I use c). I invert K once and use K^-1 for all future calculations.

Does you system explode or does it only move a little. In order to debug this stuff you can deactivate the stabilization (set it zero) and use a smaller timestep. Then also check the signs of your stabilization.

The system just moves a little bit, but it never stops. I've deactivated stabilization and switched to 120Hz and it is no better. The signs of my stabilization depend on which direction the body is starting to rotate in. So they vary between negative and positive.

Thanks for your help!

[John McCutchan]

Hey,

I have done some bug fixing and now the joint is working correctly with no stabalization.

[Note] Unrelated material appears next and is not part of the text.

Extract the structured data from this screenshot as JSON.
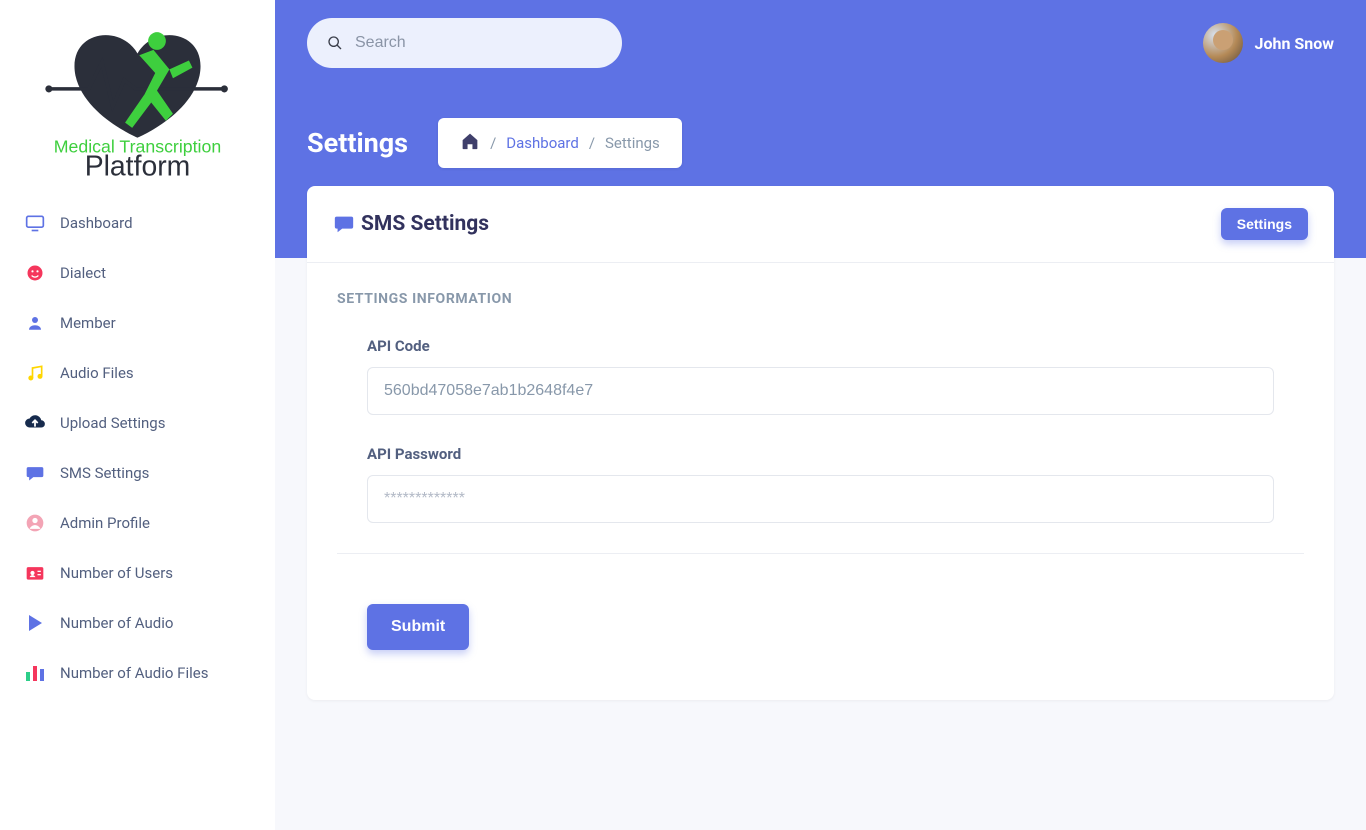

With stabalization one of the axis settles (incorrectly) and then the joint spins around that axis for ever in a pulsing fashion.


Any suggestions?

Thaks.

[Dirk Gregorius]

Can you post some pseudo code of what you do?

[John McCutchan]

I'm just working on a single body scenario right now.

On setup:
RAI = bodyA->get_rotation_matrix_inverse ();
Roff = bodyA->get_position ();
uA = RAI * UNIT_X;
vA = RAI * UNIT_Y;
wA = RAI * UNIT_Z;
uB = UNIT_X;
vB = UNIT_Y;
wB = UNIT_Z;

Pre impulse:
RA = bodyA->get_rotation_matrix ()
uAW = RA * uA
vAW = RA * vA
wAW = RA * wa
uBW = uB
vBW = vB
wBW = wB

T1 = uAW.cross(vBW);
T2 = uAW.cross(wBW);
T3 = vAW.cross(wBW);

Code: Select all

J = [I | 0      | 0 | 0
     0 | T1,2,3 | 0 | 0 ]

T1,2,3 are laid out in rows
I and 0 are 3x3
K = J * W * JT
KI = K^-1

B[0..2] = Roff - bodyA->get_position()
B[3] = uAW.dot(vBW);
B[4] = uAW.dot(wBW);
B[5] = vAW.dot(wBW);

P = accumulated_impulse * J
apply P

Impulse:
v = [BodyA velocities | 0]

baum = beta * B - (J * v)

lambda = KI * baum
old_lambdas = accumulated_lambdas
accumulated_lambdas += lambda
lambda = accumulated_lambda - old_lambdas

P = lambda * J
apply P

[Dirk Gregorius]

I think you missed to transform the velocity:

v_rel = J * v

where

v = ( vA, wA, vB, wB ) = ( vA, wA, 0, 0 )

Read wA = omega of A

Let me know if this works then for you.

[John McCutchan]

I don't think I did. Take a look at the second line of the Impulse: section.

[John McCutchan]

I found the problem. It was in my 6x12 matrix class. I'm sorry to have wasted your time, it's working wonderfully now!

[Dirk Gregorius]

Cool!

Just two small points:

a) I am sure you know that, but you can also build the universal and hinge using the above formulas. For each axis you want to constaint find the tangent plane and require that the dot product becomes zero

b) In order to boost performance you should solve 1D and 3D linear and angular atoms. So for example for a universal you solve a 3D linear constraint (actually a point-point) and one angular constraint atom. Or for the fixed joint you can solve the 3D linear and angular atoms. This is faster than solving systems of higher dimensions with the same stability and can also be nicely implemented using SIMD


Cheers,
-Dirk